Around the same time, Inspiration's education customers were noticing that certain state standards talked about using visual mapping in the classroom. For example, helping students to visually map and outline a story first, and not write the outline after the fact. In 1996, the company moved from business-to-business to education. "We were the first people doing visual thinking on the computer," Westhaver says. "Now we have over 25 million students worldwide using the products."
While in the past, software was used as something the kids did after completing an assignment or it was considered remedial. However, the use of computer technology coupled with AV technology in the classroom is now more the norm than the exception. As a result, software programs have taken center stage as a way to help kids think and understand. "The biggest challenge today is how to take advantage of the devices kids are bringing into the classroom, like iPods, smart phones, and Palm devices," Westhaver says. "These kids are digital natives versus our generation of digital immigrants; we really had to learn this technology while they have grown up with it."
According to Westhaver, drivers of software adoption include the explosion of information that allows kids to explore and question its meaning. "There is a need for people to be learning constantly. We need to prepare kids for the global economy; it's a different world that requires different preparation for it," Westhaver says. "There is a huge shift happening in the world. You can't solve the problem the same way you did yesterday."

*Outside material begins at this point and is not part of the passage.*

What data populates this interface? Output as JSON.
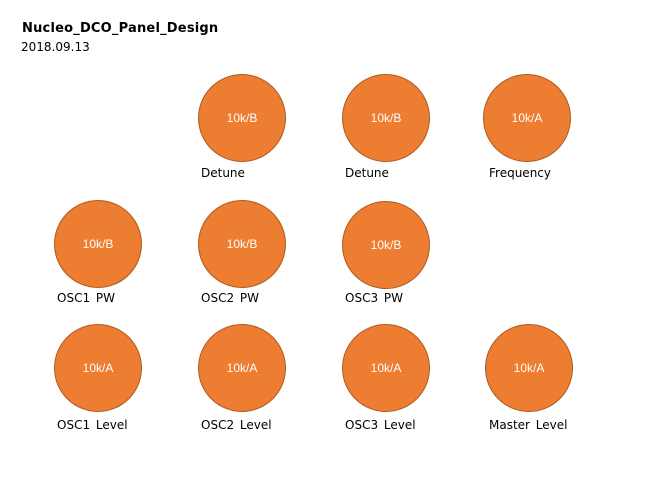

As for content in the classroom, Westhaver says she sees it all going to digital. "People are doing lots of different content, but there are issues to resolve like how do you get paid for content and how do you vet the content," she says. "We are not in the content business. We try to inspire ideas; our hope is to have teachers use our lesson plans to inspire their own ideas. Our materials are supplemental to their curriculum. Technology can help teachers become better presenters and communicators. It is the teacher who makes the subject interesting."
Inspiration Software's tools include lesson plans and demos that are developed by former educators who now work for the company. Materials include the new Inspiration in the Classroom: Curriculum-based Activity Plans, a book that includes classroom activity plans for use across the curriculum and access to more than 30 templates to help students get started. There is also Kidspiration in the Classroom, which includes 32 lesson plans that encourage learning, thinking, and creating.
Most recently, the company launched a community site, www.inspiredlearningcommunity.com, where teachers can share experiences and ideas.